SÉRIE: Como Receber o Milagre de Deus
AUTOR: Pr. Robson Brito
MINISTRANTE: Ev. Daniel Ramos – Co-Pastor da Sede
Textos Bíblicos: (Atos:)
Parte 8: Milagres operado por Deus por meio do ministério do Apóstolo Paulo
Muitos milagres não especificados ocorreram por intermédio do ministério do apóstolo Paulo (At 15.12; At 19.11; At 28.9); todavia, o Espírito Santo levou Lucas a especificar quatro deles: (1) o juízo contra o feiticeiro Elimas que ficou cego por atrapalhar a obra do Senhor (Atos 13.10,11); (2) a cura de um coxo de nascença (Atos 14.8-10); (3) o ressuscitamento do jovem Êutico (Atos 20.1-12); (4) a cura do pai de Públio que estava de cama enfermo de febres e disenteria (Atos 28.7,8).

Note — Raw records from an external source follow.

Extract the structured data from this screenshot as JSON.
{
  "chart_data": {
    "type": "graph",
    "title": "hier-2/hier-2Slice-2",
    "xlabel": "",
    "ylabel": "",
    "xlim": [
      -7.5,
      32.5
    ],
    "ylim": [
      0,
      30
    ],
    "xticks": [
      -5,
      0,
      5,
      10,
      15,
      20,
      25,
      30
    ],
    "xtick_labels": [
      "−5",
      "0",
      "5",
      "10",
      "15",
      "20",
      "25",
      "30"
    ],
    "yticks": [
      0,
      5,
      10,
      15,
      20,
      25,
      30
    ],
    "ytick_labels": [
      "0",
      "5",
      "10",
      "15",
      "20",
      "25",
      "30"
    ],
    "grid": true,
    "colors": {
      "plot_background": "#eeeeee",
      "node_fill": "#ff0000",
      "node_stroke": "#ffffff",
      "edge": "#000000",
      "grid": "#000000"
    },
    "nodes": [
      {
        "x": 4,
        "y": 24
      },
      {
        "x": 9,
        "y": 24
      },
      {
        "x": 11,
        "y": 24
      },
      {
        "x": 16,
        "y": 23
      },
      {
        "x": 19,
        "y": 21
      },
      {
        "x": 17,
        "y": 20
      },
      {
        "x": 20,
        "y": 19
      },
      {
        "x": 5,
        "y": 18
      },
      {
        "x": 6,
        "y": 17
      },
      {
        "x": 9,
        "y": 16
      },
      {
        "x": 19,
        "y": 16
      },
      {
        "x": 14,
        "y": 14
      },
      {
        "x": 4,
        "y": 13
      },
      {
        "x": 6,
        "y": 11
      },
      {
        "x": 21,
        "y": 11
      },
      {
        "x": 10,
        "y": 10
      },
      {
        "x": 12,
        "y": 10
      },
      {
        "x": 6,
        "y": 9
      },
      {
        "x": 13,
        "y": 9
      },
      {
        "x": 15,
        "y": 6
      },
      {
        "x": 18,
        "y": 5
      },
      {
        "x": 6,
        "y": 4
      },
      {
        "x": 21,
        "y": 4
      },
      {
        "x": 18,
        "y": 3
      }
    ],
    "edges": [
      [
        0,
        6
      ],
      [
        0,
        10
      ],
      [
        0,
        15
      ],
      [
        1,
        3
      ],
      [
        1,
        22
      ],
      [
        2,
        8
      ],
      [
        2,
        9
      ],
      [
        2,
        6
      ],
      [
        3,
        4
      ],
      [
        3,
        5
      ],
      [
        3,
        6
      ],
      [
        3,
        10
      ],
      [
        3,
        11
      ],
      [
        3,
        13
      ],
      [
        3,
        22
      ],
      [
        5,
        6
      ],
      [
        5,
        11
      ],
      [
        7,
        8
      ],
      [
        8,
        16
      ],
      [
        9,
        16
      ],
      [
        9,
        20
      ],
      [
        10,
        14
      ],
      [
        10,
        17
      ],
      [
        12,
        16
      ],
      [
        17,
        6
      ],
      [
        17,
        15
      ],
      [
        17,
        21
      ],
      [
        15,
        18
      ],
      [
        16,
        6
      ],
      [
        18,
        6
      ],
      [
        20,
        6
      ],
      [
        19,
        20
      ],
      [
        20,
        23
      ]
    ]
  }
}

Algumas lições a partir destes milagres são recorrentes nos estudos passados, mas, vamos destacar duas lições ainda não enfatizadas, a partir dos milagres operados no ministério de Paulo.
I. A PESSOA QUE DEUS USA PARA REALIZAR MILAGRES CARECE DE DISCERNIMENTO.
Discernir é: (a) perceber claramente (algo, diferenças etc.); (b) distinguir, diferenciar; (c) compreender (conceito, situação etc.); perceber, entender; (d) formar juízo; apreciar, julgar, avaliar; (e) identificar (algo) com conhecimento de causa. Deus capacitou Paulo para discernir as coisas espirituais, por isso, ele não utilizava de critérios humanos para distingui-las, pois elas são discernidas espiritualmente (1 Coríntios 2.13-14). Por ter discernimento espiritual, Paulo nos ensina que:
1) Temos que discernir o tempo de Deus (kairos - kairos) e a fé das pessoas. Paulo soube fazer isso em relação ao coxo de nascença (At 14.10). Toda pessoa usada em milagres é sensível para discernir a vontade de Deus. O que será que Paulo viu no coxo que o fez discernir que tinha fé para ser curado?
2. Temos que discernir quando estamos sendo vítima da vaidade de “roubar” ou permitir que “seja roubada” a glória de Deus e fugir disso. Não podemos aceitar que as pessoas direcionem a glória divina para outra pessoa diferente do Senhor. Paulo Não aceitou que direcionassem a glória devida a Deus para si e para Barnabé (Atos 14.11-18).
a) A Glória de Deus: É o supremo fim de seus decretos (Efésios 5: 5,6,11 e 12). A glória de Deus foi o alvo da vida e obra de Cristo (Jo 17: 1,4). Quando somos usados por Deus, há uma tendência humana das pessoas de nos admirar, mas, não se pode permitir que isso seja exagerado. A glória de Deus deve ser o alvo de nossas obras. O Senhor Jesus determinou: “Assim brilhe a vossa luz diante dos homens, para que vejam as vossas boas obras e glorifiquem a vosso Pai que está nos céus” (Mt 5. 16).
b) Só Deus é digno de Glória: Devemos notar qual é o sentido
A partir deste pano de fundo teológico podemos entender melhor a razão pela qual Paulo e Barnabé não aceitaram a adoração dos homens de Listra. A glória de Deus é o objetivo de Sua providência. O Senhor disse por meio de Isaías: “Por amor de mim, por amor de mim é que faço isto; porque como seria profanado o meu nome? A minha glória não a dou a outrem” (Is 48. 11). Paulo sabia aceitar honras e ofertas sem tirar a glória devida ao Senhor (Atos 28.10).
II. A PESSOA QUE DEUS USA PARA REALIZAR MILAGRES DEVE ASSIMILAR A VERDADE DE QUE DEUS NÃO TRABALHA EM SÉRIE (SEMPRE DA MESMA MANEIRA).
Deus provocou o ressuscitamento do jovem Êutico, por intermédio de uma ação de Paulo que nunca Jesus fizera: o apóstolo abraçou o jovem morto (At 20.10). Já havíamos estudado que Elias foi usado em milagres, dentre outros motivos, porque era aberto para a verdade de que Deus não usa um método único na operação de maravilhas. Às vezes, o Pai nos leva a fazer algo metafórico e emblemático para estimular nossa fé e até de alguém. Por isso, o Senhor Jesus nunca usou um único método para curar.
A base bíblica para esta verdade está em
a) Efésios 3.10: “para que, agora, pela igreja, a multiforme sabedoria de Deus seja conhecida dos principados e potestades nos céus”; e
b) 1 Pedro 4.10: “Cada um administre aos outros o dom como o recebeu, como bons despenseiros da multiforme graça de Deus.”